As Death’s Head contemplates whether the real Rodimus would be laughing if he could see the galaxy’s most feared bounty hunter “killing for free”, the Prime effigy rolls forward propelled by Shockwave. Death’s Head gets the jitters and blasts it, coming under attack by Shockwave and incurring a blast wound to his leg. Shockwave is on fine fighting form here it must be said.
Then he gets overconfident and steps out into the open – fatal. Another Autobot target rolls forward and Shockwave thinks Death’s Head is trying to trick him with his own tactic. Little does he realise that Death’s Head is hiding behind the target and opens fire at close range leaving the Decepticon leader badly damaged and spewing circuitry from his chest wounds. The defeated Shockwave sinks to his knees and Death’s Head (turning away in self-disgust) blows him to bits. Praising Shockwave as a worthy adversary, and promising to avenge them both, Death’s Head reaches into the Decepticon’s skull and crushes his brain module. Wow – there’s no coming back from that it would seem.

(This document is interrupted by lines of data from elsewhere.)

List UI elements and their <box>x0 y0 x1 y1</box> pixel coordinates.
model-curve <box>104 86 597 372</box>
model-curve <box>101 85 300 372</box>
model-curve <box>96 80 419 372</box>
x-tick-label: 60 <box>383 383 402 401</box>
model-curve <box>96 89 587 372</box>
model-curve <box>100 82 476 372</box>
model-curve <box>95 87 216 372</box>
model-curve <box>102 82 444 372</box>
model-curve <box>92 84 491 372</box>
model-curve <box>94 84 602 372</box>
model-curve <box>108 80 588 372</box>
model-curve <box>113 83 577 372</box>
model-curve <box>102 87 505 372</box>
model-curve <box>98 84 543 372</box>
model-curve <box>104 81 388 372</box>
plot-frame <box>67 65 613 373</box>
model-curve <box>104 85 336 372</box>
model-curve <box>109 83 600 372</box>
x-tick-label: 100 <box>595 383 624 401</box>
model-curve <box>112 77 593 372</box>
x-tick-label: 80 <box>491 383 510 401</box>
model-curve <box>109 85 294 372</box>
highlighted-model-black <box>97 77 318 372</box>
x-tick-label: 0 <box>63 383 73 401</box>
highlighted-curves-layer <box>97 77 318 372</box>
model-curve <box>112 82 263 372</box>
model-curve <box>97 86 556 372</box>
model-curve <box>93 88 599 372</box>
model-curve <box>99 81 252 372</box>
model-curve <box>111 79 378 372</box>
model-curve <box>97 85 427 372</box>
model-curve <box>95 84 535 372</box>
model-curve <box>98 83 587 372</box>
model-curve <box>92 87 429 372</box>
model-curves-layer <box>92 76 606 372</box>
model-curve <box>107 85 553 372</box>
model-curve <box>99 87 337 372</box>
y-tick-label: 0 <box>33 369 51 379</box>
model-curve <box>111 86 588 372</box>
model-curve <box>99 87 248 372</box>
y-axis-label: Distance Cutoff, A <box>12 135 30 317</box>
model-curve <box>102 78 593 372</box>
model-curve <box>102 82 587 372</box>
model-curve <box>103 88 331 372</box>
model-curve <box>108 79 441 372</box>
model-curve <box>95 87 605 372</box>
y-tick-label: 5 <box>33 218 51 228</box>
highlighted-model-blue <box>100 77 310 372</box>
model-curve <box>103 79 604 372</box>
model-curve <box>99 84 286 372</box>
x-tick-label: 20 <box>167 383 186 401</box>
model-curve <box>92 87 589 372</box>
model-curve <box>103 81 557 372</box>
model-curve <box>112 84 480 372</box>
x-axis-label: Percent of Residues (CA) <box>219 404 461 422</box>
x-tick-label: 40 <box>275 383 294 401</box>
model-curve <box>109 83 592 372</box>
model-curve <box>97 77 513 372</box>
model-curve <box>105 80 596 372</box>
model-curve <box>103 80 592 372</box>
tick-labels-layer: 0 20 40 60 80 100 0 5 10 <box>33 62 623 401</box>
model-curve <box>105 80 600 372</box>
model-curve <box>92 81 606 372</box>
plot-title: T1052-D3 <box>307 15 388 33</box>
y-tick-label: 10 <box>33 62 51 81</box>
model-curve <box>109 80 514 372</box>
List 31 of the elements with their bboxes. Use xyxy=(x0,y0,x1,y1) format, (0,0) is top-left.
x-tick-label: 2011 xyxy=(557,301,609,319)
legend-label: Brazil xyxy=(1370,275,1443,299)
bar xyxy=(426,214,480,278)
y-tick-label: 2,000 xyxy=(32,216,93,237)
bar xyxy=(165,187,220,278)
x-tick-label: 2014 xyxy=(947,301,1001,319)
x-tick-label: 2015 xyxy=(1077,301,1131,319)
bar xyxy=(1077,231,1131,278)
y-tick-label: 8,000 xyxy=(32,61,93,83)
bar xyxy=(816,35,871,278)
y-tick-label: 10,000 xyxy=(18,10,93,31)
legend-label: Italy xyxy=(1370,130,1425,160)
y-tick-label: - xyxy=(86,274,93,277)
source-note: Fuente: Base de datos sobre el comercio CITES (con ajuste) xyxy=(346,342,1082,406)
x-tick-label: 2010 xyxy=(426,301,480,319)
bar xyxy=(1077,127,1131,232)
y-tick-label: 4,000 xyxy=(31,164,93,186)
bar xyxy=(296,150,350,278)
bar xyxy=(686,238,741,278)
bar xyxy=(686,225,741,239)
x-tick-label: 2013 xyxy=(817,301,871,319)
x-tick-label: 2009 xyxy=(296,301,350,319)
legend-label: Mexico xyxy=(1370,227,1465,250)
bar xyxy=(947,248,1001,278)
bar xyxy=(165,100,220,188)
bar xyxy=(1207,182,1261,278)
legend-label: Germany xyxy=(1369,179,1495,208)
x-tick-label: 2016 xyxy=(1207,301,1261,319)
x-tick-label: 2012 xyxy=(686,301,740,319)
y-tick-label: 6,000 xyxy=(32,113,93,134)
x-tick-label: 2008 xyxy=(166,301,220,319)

Meanwhile Menasor has pounded in the throne room doors and Cyclonus and Scourge are on their knees about to be executed (so much for the warriors who are superior to one hundred Autobots). Death’s Head arrives to save their bacon. He announces that Shockwave is dead and Cyclonus and Scourge will be the new leaders, and if not, he’ll let go of his hold on an explosives trigger and blow the fortress sky high. Soundwave would rather like to kill the lot of them and take over himself, but he’s not about to call Death’s Head’s bluff and responds by hailing Cyclonus and Scourge as the new joint commanders.
On Junk Unicron’s eyes glow with pride as he realises the first phase of his plan has been achieved. Cyclonus and Scourge will instigate a suicidal attack on the Autobots which few will survive, he declares.
So, in closing… wow. It’s not often we see a major character destroyed in Transformers (with the exception of Optimus Prime, naturally!!) but Shockwave’s death in ‘the future’ does not preclude him from appearing in the regular continuity. Indeed, as we’ll see in later stories, past Shockwave will learn of his future counterpart’s death and lose his mind over it.
I had thought that Transformer brain modules were globular. That’s the case for Skids when Circuit Breaker extracts his brain in issue #94. Shockwave’s vital components are rectangular and suggest that internal components can vary from robot to robot. Also, Menasor shouldn’t be here because one of his component parts, Wildrider, was executed by Megatron in the Earthforce stories. This suggests he survived somehow and was rebuilt.